The report shows quantitatively and unequivocally that a national park here is not only feasible but would provide what a substantial majority of local people want. Park supporters outnumber opponents two to one. The report identifies solutions for every concern. The park can be established respectfully to those stakeholders with legitimate concerns.

The Feasibility Study recommends governments of Canada and British Columbia proceed toward establishment of a national park reserve here.

A national park would be much better than current. It would be better for people, better for the land, and, better for nature. The South Okanagan – Similkameen is one of the four mostendangered ecosystems in Canada. Landscape fragmentation and degradation put nature ever-more at risk here. Further, the federal government would bear the lion’s share of costs of establishing and managing the national park, thereby relieving B.C. of a cost burden, which judging by provincial budget cut-backs, is hard to bear. Management by Parks Canada would be far superior to B.C.’s management capacity.

So now it is unequivocally documented that benefits a national park are high and costs are low.

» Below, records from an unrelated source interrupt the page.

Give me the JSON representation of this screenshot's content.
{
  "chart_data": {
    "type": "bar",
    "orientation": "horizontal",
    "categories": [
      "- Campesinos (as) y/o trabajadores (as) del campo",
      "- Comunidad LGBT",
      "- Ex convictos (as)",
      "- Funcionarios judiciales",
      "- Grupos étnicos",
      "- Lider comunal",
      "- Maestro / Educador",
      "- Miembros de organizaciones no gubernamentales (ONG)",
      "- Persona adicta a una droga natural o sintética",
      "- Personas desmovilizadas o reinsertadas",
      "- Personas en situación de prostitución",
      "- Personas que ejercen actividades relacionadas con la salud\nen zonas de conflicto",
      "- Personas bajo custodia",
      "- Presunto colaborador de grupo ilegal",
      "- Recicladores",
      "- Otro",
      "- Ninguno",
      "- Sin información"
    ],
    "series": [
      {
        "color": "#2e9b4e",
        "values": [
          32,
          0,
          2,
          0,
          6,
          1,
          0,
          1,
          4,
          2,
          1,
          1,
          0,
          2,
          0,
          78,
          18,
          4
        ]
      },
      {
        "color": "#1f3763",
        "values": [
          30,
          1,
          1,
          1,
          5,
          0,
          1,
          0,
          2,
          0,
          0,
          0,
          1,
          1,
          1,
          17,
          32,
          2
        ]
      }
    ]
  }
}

In that context it is baffling in the extreme that our B.C. politicians apparently want to walk away from this golden opportunity. They reject the majority of locals that support the park, and the professional advice of their own senior bureaucrats. To justify that untenable position they have offered no quantitative reasoning of the scientific caliber of this feasibility study.

Can we collectively afford to let our B.C. politician’s anti-science position prevail?

It is my conviction that if together we lack the courage to establish a national park here we will guarantee our  ‘enduring legacy of shame.” If we forfeit this opportunity it will never come again. Future generations, will look back, from their perspective of a once-beautiful landscape lost to fragmentation and say, “While they had the opportunity why did our forefathers not conserve this land? Why were they so short-sighted?”

Let’s inform our politicians that we prefer instead an honorable legacy. One in which future generations will look back with gratitude saying, “Thank goodness our forefathers created this cherished South Okanagan – Similkameen National Park while it was still feasible.”